La Biennale di Torino

Annunciato una ventina giorni fa da una conferenza stampa fiume, in cui Vittorio Sgarbi si è lanciato in invettive contro l’odiata casta dell’arte, è finalmente arrivato il tanto dibattuto ultimo atto del padiglione Italia della 54esima Biennale di Venezia, fortemente voluto dal critico ferrarese. I timori di un’estremizzazione della logica da supermercato dell’arte che ha contraddistinto la mostra lagunare non erano del tutto infondati ma, con oltre 600 artisti da disporre nei pur ampi 12mial metri quadri della sala Nervi di palazzo delle Esposizioni, a Torino, non c’è troppo da stupirsi che l’operazione risulti quantomeno caotica e dispersiva.

La sensazione, confermata in sede di presentazione dallo stesso Sgarbi è che questa non sia tanto una mostra pensata per il pubblico, quanto per gli artisti stessi che vi partecipano con un numero di opere. «C’erano 600 artisti rimasti fuori dalla Biennale – ha sottolineato il critico – che qui trovano il loro spazio». Il nobile obiettivo di «concedere agli artisti la dignità della propria esistenza» sembra quindi essere stato raggiunto e c’è da dire che, nonostante il marasma imperante, non mancano le opere di fascino e di rilievo, a cominciare dai tre dipinti del parmense Enrico Robusti, le sei ballerine cangianti di Umberto Ciceri, o le eleganti e variopinte sculture in vetro di Silvio Vigliaturo, che danno vita a un forte contrasto con il fuoristrada ricoperto di terra e fango di Enrico Cazzaniga.

Come hanno rimarcato a più riprese sia Sgarbi che Giorgio Grasso, coordinatore dell’evento, qui c’è arte per tutti i gusti. C’è spazio per il Tex di Fabio Civitelli, per il Diabolik di Sergio Zamboni, per le otto tavole di Marino Neri, intitolate la Coda del lupo, e per le teste di ceramica di Ugo La Pietra, rappresentanti le regioni d’Italia e già viste quest’anno alle Ogr. Il vero punto di forza di questa mostra, però, è quello di dare la possibilità ad alcuni giovani artisti di talento di prendere parte a un evento di indubbio richiamo, a cui, probabilmente non sarebbero riusciti a partecipare altrimenti. E allora, si possono vedere il deflagrante ritratto di Massimiliano Petrone, le architetture oniriche delle fotografie di Silvio Zangarini o l’incredibile iperrealismo del disegno a matita su cartoncino nero di Neve.

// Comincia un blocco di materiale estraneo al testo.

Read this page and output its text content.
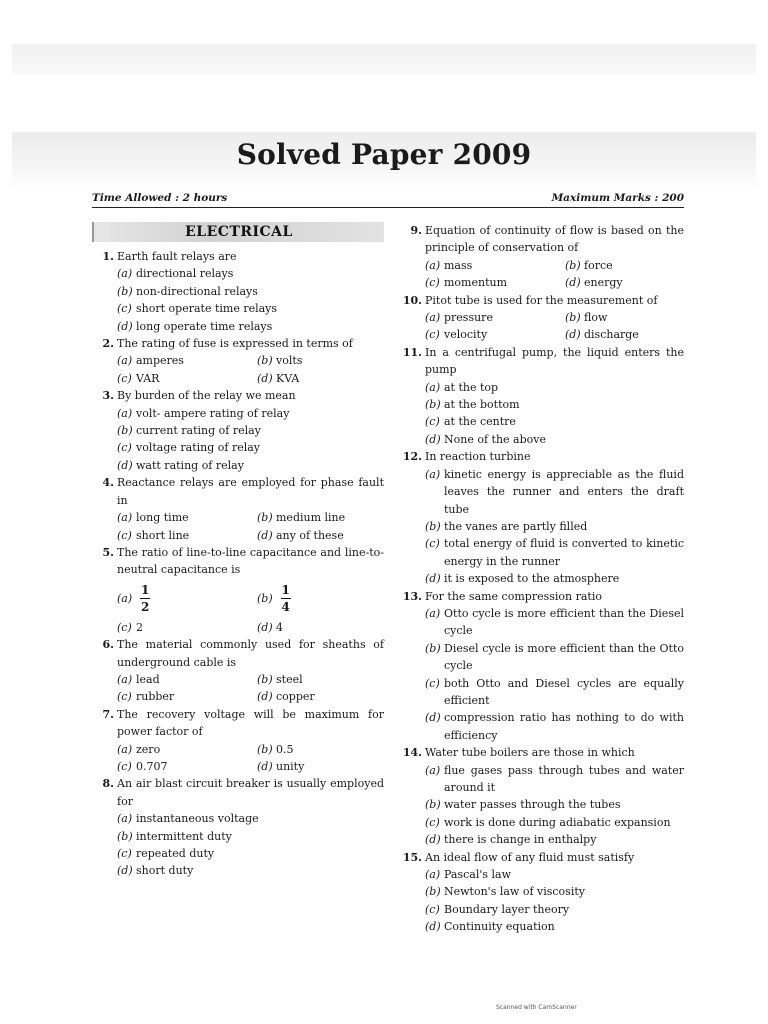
Solved Paper 2009
Time Allowed : 2 hours	Maximum Marks : 200
ELECTRICAL
1. Earth fault relays are
(a) directional relays
(b) non-directional relays
(c) short operate time relays
(d) long operate time relays
2. The rating of fuse is expressed in terms of
(a) amperes	(b) volts
(c) VAR	(d) KVA
3. By burden of the relay we mean
(a) volt- ampere rating of relay
(b) current rating of relay
(c) voltage rating of relay
(d) watt rating of relay
4. Reactance relays are employed for phase fault in
(a) long time	(b) medium line
(c) short line	(d) any of these
5. The ratio of line-to-line capacitance and line-to-neutral capacitance is
$(a) \frac{1}{2}$	$(b) \frac{1}{4}$
(c) 2	(d) 4
6. The material commonly used for sheaths of underground cable is
(a) lead	(b) steel
(c) rubber	(d) copper
7. The recovery voltage will be maximum for power factor of
(a) zero	(b) 0.5
(c) 0.707	(d) unity
8. An air blast circuit breaker is usually employed for
(a) instantaneous voltage
(b) intermittent duty
(c) repeated duty
(d) short duty
9. Equation of continuity of flow is based on the principle of conservation of
(a) mass	(b) force
(c) momentum	(d) energy
10. Pitot tube is used for the measurement of
(a) pressure	(b) flow
(c) velocity	(d) discharge
11. In a centrifugal pump, the liquid enters the pump
(a) at the top
(b) at the bottom
(c) at the centre
(d) None of the above
12. In reaction turbine
(a) kinetic energy is appreciable as the fluid leaves the runner and enters the draft tube
(b) the vanes are partly filled
(c) total energy of fluid is converted to kinetic energy in the runner
(d) it is exposed to the atmosphere
13. For the same compression ratio
(a) Otto cycle is more efficient than the Diesel cycle
(b) Diesel cycle is more efficient than the Otto cycle
(c) both Otto and Diesel cycles are equally efficient
(d) compression ratio has nothing to do with efficiency
14. Water tube boilers are those in which
(a) flue gases pass through tubes and water around it
(b) water passes through the tubes
(c) work is done during adiabatic expansion
(d) there is change in enthalpy
15. An ideal flow of any fluid must satisfy
(a) Pascal's law
(b) Newton's law of viscosity
(c) Boundary layer theory
(d) Continuity equation
Scanned with CamScanner
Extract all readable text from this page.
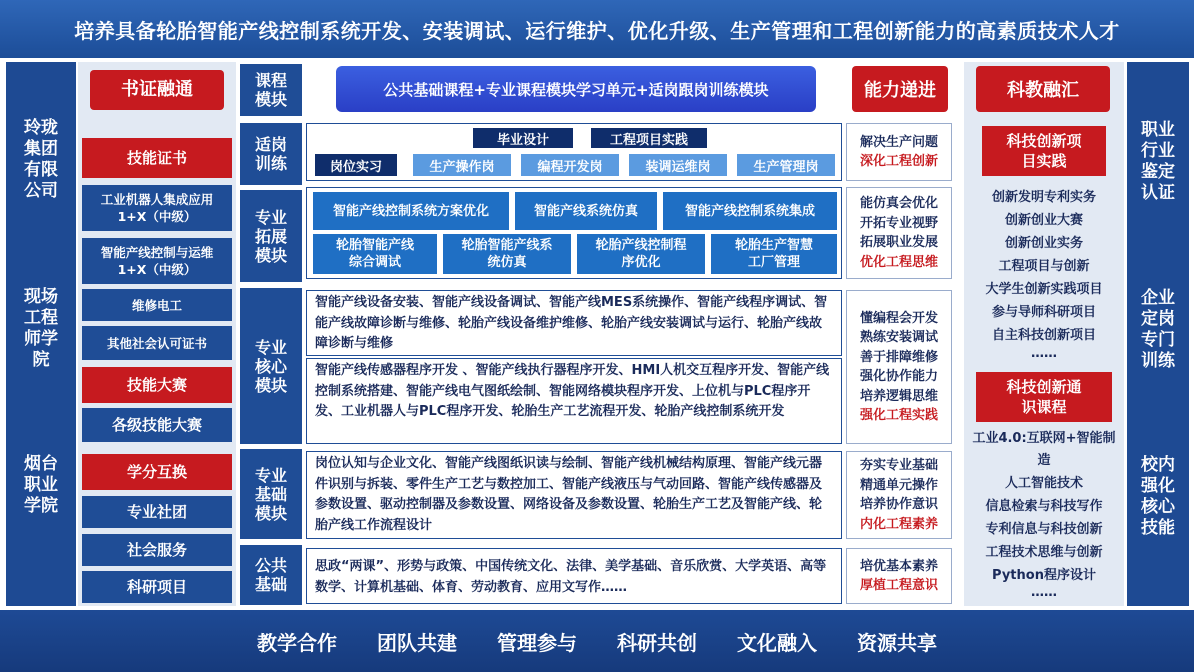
培养具备轮胎智能产线控制系统开发、安装调试、运行维护、优化升级、生产管理和工程创新能力的高素质技术人才
玲珑集团有限公司
现场工程师学院
烟台职业学院
职业行业鉴定认证
企业定岗专门训练
校内强化核心技能
书证融通
技能证书
工业机器人集成应用1+X（中级）
智能产线控制与运维1+X（中级）
维修电工
其他社会认可证书
技能大赛
各级技能大赛
学分互换
专业社团
社会服务
科研项目
课程模块
公共基础课程+专业课程模块学习单元+适岗跟岗训练模块	能力递进
适岗训练
专业拓展模块
专业核心模块
专业基础模块
公共基础
毕业设计	工程项目实践
岗位实习	生产操作岗	编程开发岗	装调运维岗	生产管理岗
智能产线控制系统方案优化	智能产线系统仿真	智能产线控制系统集成
轮胎智能产线综合调试
轮胎智能产线系统仿真
轮胎产线控制程序优化
轮胎生产智慧工厂管理
智能产线设备安装、智能产线设备调试、智能产线MES系统操作、智能产线程序调试、智能产线故障诊断与维修、轮胎产线设备维护维修、轮胎产线安装调试与运行、轮胎产线故障诊断与维修
智能产线传感器程序开发 、智能产线执行器程序开发、HMI人机交互程序开发、智能产线控制系统搭建、智能产线电气图纸绘制、智能网络模块程序开发、上位机与PLC程序开发、工业机器人与PLC程序开发、轮胎生产工艺流程开发、轮胎产线控制系统开发
岗位认知与企业文化、智能产线图纸识读与绘制、智能产线机械结构原理、智能产线元器件识别与拆装、零件生产工艺与数控加工、智能产线液压与气动回路、智能产线传感器及参数设置、驱动控制器及参数设置、网络设备及参数设置、轮胎生产工艺及智能产线、轮胎产线工作流程设计
思政“两课”、形势与政策、中国传统文化、法律、美学基础、音乐欣赏、大学英语、高等数学、计算机基础、体育、劳动教育、应用文写作……
解决生产问题
深化工程创新
能仿真会优化
开拓专业视野
拓展职业发展
优化工程思维
懂编程会开发
熟练安装调试
善于排障维修
强化协作能力
培养逻辑思维
强化工程实践
夯实专业基础
精通单元操作
培养协作意识
内化工程素养
培优基本素养
厚植工程意识
科教融汇
科技创新项目实践
创新发明专利实务
创新创业大赛
创新创业实务
工程项目与创新
大学生创新实践项目
参与导师科研项目
自主科技创新项目
……
科技创新通识课程
工业4.0:互联网+智能制造
人工智能技术
信息检索与科技写作
专利信息与科技创新
工程技术思维与创新
Python程序设计
……
教学合作 团队共建 管理参与 科研共创 文化融入 资源共享
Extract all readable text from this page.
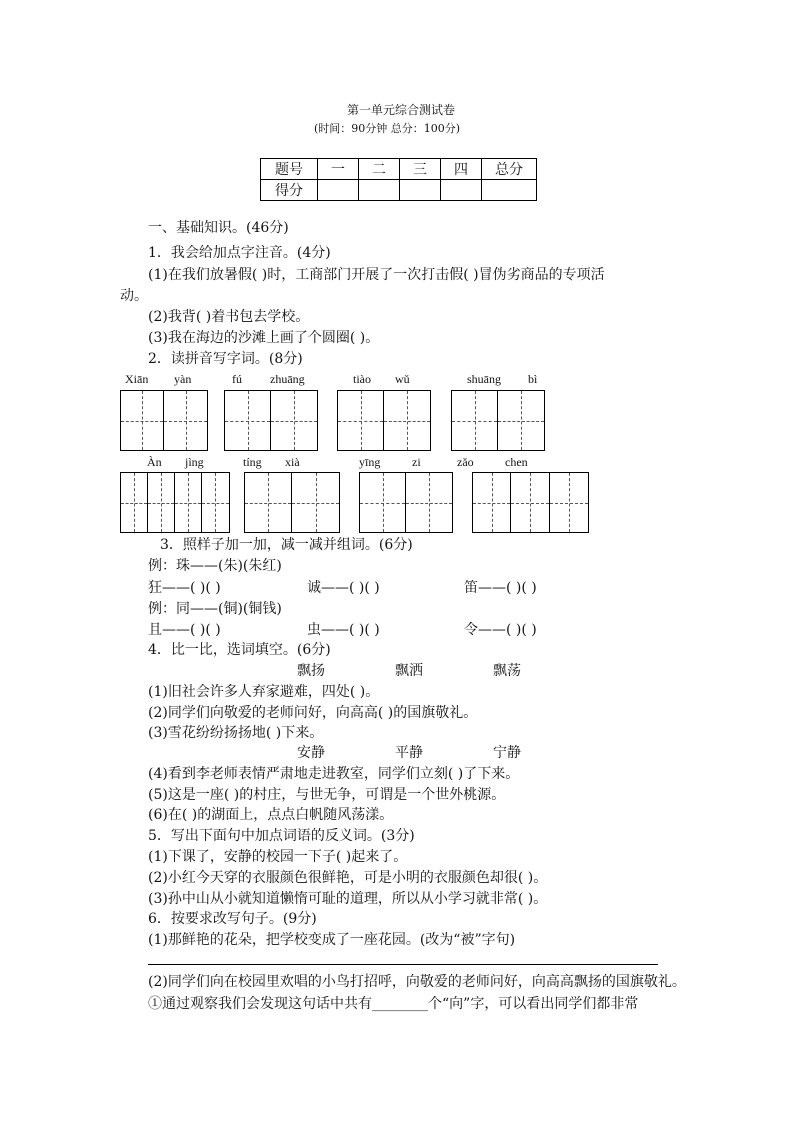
第一单元综合测试卷
(时间：90分钟 总分：100分)
题号	一	二	三	四	总分
得分					
一、基础知识。(46分)
1．我会给加点字注音。(4分)
(1)在我们放暑假( )时，工商部门开展了一次打击假( )冒伪劣商品的专项活
动。
(2)我背( )着书包去学校。
(3)我在海边的沙滩上画了个圆圈( )。
2．读拼音写字词。(8分)
Xiān yàn	fú zhuāng	tiào wǔ	shuāng bì
Àn jìng	tíng xià	yīng	zi	zǎo	chen
3．照样子加一加，减一减并组词。(6分)
例：珠——(朱)(朱红)
狂——( )( )	诚——( )( )	笛——( )( )
例：同——(铜)(铜钱)
且——( )( )	虫——( )( )	令——( )( )
4．比一比，选词填空。(6分)
飘扬	飘洒	飘荡
(1)旧社会许多人弃家避难，四处( )。
(2)同学们向敬爱的老师问好，向高高( )的国旗敬礼。
(3)雪花纷纷扬扬地( )下来。
安静	平静	宁静
(4)看到李老师表情严肃地走进教室，同学们立刻( )了下来。
(5)这是一座( )的村庄，与世无争，可谓是一个世外桃源。
(6)在( )的湖面上，点点白帆随风荡漾。
5．写出下面句中加点词语的反义词。(3分)
(1)下课了，安静的校园一下子( )起来了。
(2)小红今天穿的衣服颜色很鲜艳，可是小明的衣服颜色却很( )。
(3)孙中山从小就知道懒惰可耻的道理，所以从小学习就非常( )。
6．按要求改写句子。(9分)
(1)那鲜艳的花朵，把学校变成了一座花园。(改为“被”字句)
(2)同学们向在校园里欢唱的小鸟打招呼，向敬爱的老师问好，向高高飘扬的国旗敬礼。
①通过观察我们会发现这句话中共有________个“向”字，可以看出同学们都非常
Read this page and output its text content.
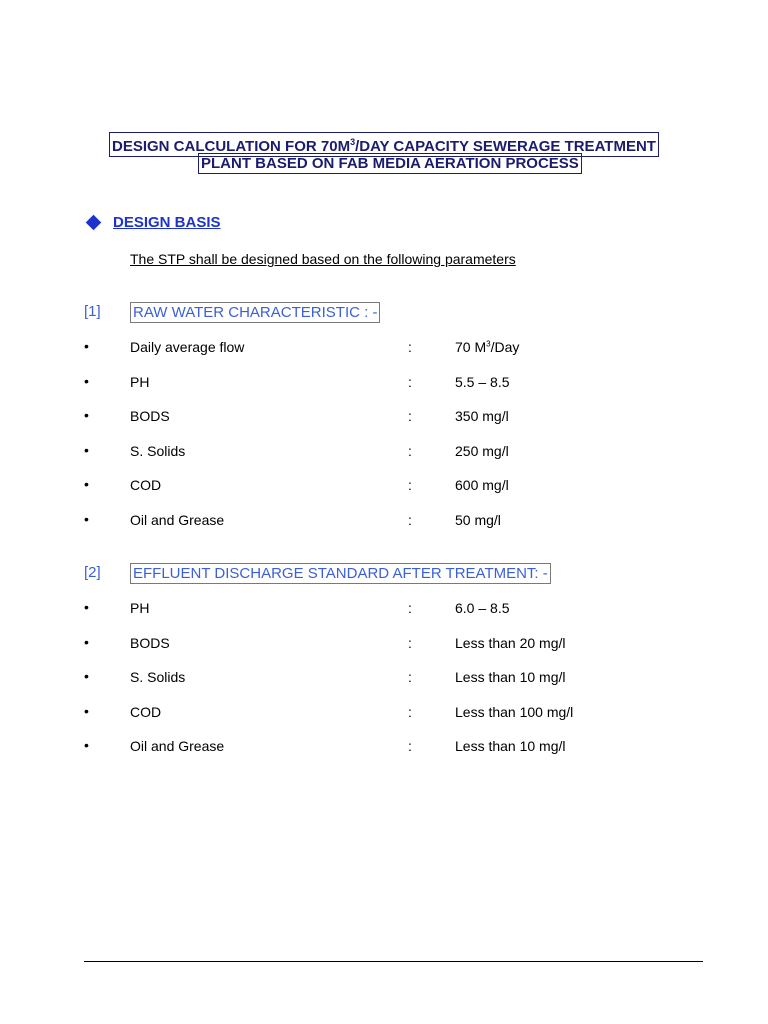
DESIGN CALCULATION FOR $70M^3$/DAY CAPACITY SEWERAGE TREATMENT
PLANT BASED ON FAB MEDIA AERATION PROCESS
DESIGN BASIS
The STP shall be designed based on the following parameters
[1] RAW WATER CHARACTERISTIC : -
•	Daily average flow	:	70 $M^3$/Day
•	PH	:	5.5 – 8.5
•	BODS	:	350 mg/l
•	S. Solids	:	250 mg/l
•	COD	:	600 mg/l
•	Oil and Grease	:	50 mg/l
[2] EFFLUENT DISCHARGE STANDARD AFTER TREATMENT: -
•	PH	:	6.0 – 8.5
•	BODS	:	Less than 20 mg/l
•	S. Solids	:	Less than 10 mg/l
•	COD	:	Less than 100 mg/l
•	Oil and Grease	:	Less than 10 mg/l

Sicuramente non è vero, come ha urlato provocatoriamente Grasso dal podio durante la presentazione, che i 600 artisti in mostra «sono tutti quanti più bravi di Cattelan» e neanche che questo è «il più importante evento artistico di questi ultimi anni» ma, nell’assoluta confusione dell’allestimento, capita più spesso di quanto non si potesse pregiudizialmente pensare di imbattersi in piccoli e grandi capolavori di maestri ingiustamente poco noti o giovani talenti ancora sconosciuti.